2022-08-30 01:40:26 | 日々の生活

 漢字では「木槿」と書く。中国が原産の、落葉広葉樹の低木で、観賞用に栽培され、日本では既に平安時代初期には植えられていたそうだ。Wikipediaによれば、花持ちが悪いため花展には向かず、あまり一般的な花材ではないが、毎日生け替えて使うことで風情が出る、とある。さらに茶道では、茶人・千宗旦(利休の孫)が好んだこともあり、花のはかなさが一期一会の茶道の精神にも合致するとされ、現代ではもっとも代表的な夏の茶花となっている、とある。韓国では国花になるほど人々に馴染みのようだ。

 添付は、会社の敷地内に可憐な花を咲かせていたのが目に留まり、写真に収めたものだが、期せずして、故・山本兼一さんの『利休にたずねよ』を読んでいると、象徴的に(たとえば高麗茶碗とともに)「木槿」が配されているのを、感慨深く思った。

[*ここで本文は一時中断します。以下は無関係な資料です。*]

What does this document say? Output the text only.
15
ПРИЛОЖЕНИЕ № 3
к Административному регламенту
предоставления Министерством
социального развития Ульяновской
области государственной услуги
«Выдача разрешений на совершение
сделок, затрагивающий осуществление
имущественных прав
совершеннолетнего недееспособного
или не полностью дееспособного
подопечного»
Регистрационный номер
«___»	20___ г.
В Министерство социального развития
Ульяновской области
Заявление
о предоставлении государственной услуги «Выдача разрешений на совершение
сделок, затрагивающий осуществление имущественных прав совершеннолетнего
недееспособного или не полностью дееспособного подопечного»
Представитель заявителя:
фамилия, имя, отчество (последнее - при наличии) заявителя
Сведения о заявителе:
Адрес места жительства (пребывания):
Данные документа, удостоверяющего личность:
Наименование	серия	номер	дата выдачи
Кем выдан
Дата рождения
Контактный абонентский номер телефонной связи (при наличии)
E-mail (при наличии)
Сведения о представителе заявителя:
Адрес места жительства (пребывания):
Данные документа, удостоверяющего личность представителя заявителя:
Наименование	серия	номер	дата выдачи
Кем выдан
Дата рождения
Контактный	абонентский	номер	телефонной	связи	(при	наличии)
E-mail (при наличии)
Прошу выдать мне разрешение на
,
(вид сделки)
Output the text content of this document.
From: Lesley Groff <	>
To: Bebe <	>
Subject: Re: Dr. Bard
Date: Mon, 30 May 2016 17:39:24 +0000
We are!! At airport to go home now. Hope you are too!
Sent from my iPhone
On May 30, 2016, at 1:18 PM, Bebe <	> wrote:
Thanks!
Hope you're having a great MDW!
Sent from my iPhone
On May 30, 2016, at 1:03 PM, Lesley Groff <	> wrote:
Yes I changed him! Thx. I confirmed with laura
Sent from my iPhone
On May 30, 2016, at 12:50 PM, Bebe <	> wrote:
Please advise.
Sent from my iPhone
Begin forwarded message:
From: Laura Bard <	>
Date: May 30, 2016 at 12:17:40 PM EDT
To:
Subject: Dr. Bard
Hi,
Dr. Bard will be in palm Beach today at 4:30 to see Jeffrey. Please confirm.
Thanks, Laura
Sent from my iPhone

 山本兼一さんと言えば、以前、このブログで、山岡鉄舟の生涯を描いた『命もいらず名もいらず』を取り上げた。その後、『オリビアを聴きながら』風に言えば、「私らしく一日を終えたい夜」に寝入る前15分の読書の友として(笑)、『火天の城』に惹き込まれた。続いて、遅まきながら読んだ『利休にたずねよ』の何が凄いって、巻末の浅田次郎さんとの対談の中で、利休はこれまでいくつもの作品が出ていて書き尽くされている感があるし、茶の湯を通じてカリスマ的な存在としてキャラクターのイメージが固定されているので、小説にするのは難しいし度胸がいると言われたのに対し、山本さんは、利休について書けると感じたのは、博物館で利休の真塗りの真っ黒な水指を見たときだと答えておられることだ。すごく柔らかくて、艶っぽく感じたんです、と。侘び・寂びの世界に「艶っぽさ」を見て取るのは主観の問題だが、その感性が素晴らしい。かつて、マレーシア駐在時に、マーケティング責任者のシンガポール人が、商品(モノ)を評価するのにsexyという言葉を使ったことに感嘆したことがあった(流行言葉だったのか、その後、公式の場で不用意にsexyという言葉を使って叩かれた政治家がいたが、半分、同情している)。日本語に訳せば、「艶っぽい」と言えなくもない。痩せても枯れても、どこかに「艶っぽさ」があるのは、もとより自分は遠く及ばないにしても、人として憧れである。

 俳句では秋の季語だそうだ。一週間前に撮影したときから、俄かに秋らしくなったが、写真でも既に秋の気配が感じられる。振り返れば短かったような夏の終わりに。